These solo tabletop RPGs will break your heart and put it back together again
Over the past decade, video games have offered deeply emotional single-player experiences, but the recent wave of solo role-playing games has shown that pen and paper RPGs can be just as heartbreaking, if not more so.
Traditionally, tabletop role-playing games allow players to gather around the table to joke around and slay monsters. While older hack and slash tabletop games could occasionally provide profound emotional moments (with a real resurgence in narrative gaming in the ’90s), the latest crop of tabletop designers has taken the solitary, almost meditative experience of playing a TTRPG for one player perfected.
Below are a few games that will have you cracking open like an egg so you can put the pieces back together.
Just one of many solo games from this award-winning game/graphic designer, architect, and musician, Midnight Melodies taps into his musical experience as players embody a jazz pianist who discovers the Grim Reaper cannot touch them. Instead of haunting you forever, Death takes you under his wing in the Wrongful Deaths Unit. Every evening, after your performance in the jazz bar, you unravel a mystery about someone’s untimely death: you sing a song to report your findings to the Grim Reaper.
Other solo games from Capacle include the ghost hunt Wraithhoundthe winner of the CRiT Award 2023 Not a demonAnd rebel, a solo or group game where players are tasked with overthrowing a tyrannical government.
Galatea – named after the Greek myth of a statue coming to life – is about a work of art created by a brilliant and celebrated, yet terribly lonely and tormented artist. You were His perfect creation that came to life and now you must remain perfect at all costs. This game about codependency and helplessness shows how devastating it is to not live up to the expectations that others have placed on you. Based on the Miserable and alone system, this solo RPG uses the growing instability of a wooden block tower to build tension as it progresses. Galatea is perhaps the most literal interpretation of this article’s theme, with a cover that references the Japanese practice of Kitsugi, which uses gold to repair cracks in a piece of pottery.
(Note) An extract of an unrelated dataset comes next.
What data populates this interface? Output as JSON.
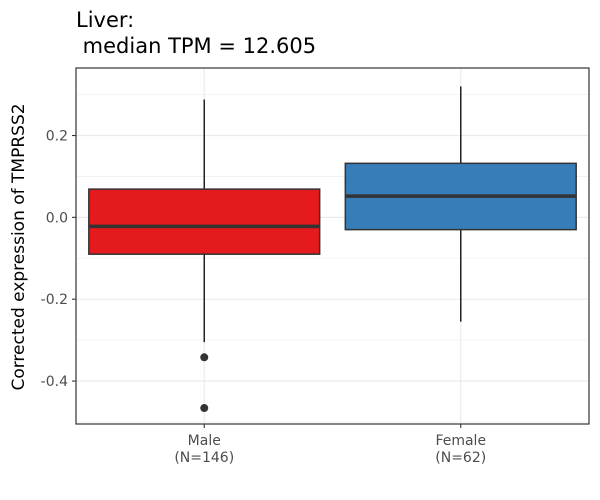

S. Kaiya’s other solo performance work includes the Untitled Mottenspela card game about making promises you can’t keep, and you, beyond the palea daily ritual game in which players take on the role of a unique monster that observes the mortals around them.
International award-winning designer momatoes creates games that feel like works of art before they even have a chance to hit your heart. As a graphic designer by trade, momatoes’ unique perspective shines through in both their aesthetic and mechanical choices. You can pick up for a free introduction to their work Goodbye, good nighta game that uses dice to explore the inevitable cruelty of amnesia through the lens of electroshock therapy in a mid-century psychiatric hospital.
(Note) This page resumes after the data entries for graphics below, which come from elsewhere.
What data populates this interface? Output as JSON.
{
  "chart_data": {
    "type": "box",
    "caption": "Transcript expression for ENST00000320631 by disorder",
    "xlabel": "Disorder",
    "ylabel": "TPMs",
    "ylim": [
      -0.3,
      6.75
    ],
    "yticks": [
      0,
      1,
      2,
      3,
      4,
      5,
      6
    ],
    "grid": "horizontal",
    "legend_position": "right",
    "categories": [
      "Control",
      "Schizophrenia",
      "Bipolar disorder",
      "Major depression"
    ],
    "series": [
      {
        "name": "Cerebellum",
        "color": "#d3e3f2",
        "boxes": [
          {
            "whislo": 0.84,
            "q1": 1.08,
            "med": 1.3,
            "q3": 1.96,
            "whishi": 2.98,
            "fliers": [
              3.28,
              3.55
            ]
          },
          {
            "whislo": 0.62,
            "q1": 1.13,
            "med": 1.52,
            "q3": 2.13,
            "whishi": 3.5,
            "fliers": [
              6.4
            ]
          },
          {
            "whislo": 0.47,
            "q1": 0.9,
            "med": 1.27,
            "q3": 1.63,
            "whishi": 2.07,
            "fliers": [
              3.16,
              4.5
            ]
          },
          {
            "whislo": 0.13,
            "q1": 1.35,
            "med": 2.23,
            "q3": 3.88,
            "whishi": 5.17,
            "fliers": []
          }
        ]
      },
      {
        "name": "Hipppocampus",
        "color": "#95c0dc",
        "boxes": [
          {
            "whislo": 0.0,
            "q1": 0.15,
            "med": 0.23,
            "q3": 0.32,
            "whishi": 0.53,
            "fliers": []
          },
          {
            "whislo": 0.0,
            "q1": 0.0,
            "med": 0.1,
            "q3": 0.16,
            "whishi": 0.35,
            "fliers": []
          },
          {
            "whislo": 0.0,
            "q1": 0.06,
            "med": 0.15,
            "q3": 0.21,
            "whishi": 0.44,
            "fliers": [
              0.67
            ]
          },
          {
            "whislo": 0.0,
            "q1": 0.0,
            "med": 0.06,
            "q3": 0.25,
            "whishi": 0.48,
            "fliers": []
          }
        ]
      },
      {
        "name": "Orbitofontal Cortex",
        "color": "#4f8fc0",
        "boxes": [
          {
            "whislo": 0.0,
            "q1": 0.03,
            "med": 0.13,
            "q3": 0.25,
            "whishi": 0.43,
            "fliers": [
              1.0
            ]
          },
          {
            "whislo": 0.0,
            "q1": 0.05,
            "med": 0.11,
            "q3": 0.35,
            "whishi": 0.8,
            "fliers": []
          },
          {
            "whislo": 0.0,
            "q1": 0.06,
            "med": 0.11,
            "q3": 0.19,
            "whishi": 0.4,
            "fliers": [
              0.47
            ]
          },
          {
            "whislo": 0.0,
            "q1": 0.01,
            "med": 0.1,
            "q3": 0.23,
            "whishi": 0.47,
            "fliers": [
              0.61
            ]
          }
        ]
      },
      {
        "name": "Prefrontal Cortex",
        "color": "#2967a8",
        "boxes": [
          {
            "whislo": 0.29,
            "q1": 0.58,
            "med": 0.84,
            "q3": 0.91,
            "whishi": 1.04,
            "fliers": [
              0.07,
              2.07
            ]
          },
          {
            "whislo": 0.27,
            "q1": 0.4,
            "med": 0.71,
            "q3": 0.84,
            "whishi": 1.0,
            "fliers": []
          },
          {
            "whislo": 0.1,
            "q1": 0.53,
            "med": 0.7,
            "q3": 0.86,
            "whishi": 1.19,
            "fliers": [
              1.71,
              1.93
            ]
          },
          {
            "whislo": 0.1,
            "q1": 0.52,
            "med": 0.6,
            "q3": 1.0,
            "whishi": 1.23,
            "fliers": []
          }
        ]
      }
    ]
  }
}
The second edition of offers a more mechanical experience The Magician lets you act as a sorcerer in search of arcane supremacy. Unlike other journaling games, The Magician is crunchy in its mechanics, letting players roll dice as they lose control, gain power, and collect scars while risking everything. Yet other people are at the heart of this solo game, bonds that connect you to your humanity on your doomed journey to omnipotence. The first edition is for sale, while the second edition is currently available for pre-orders.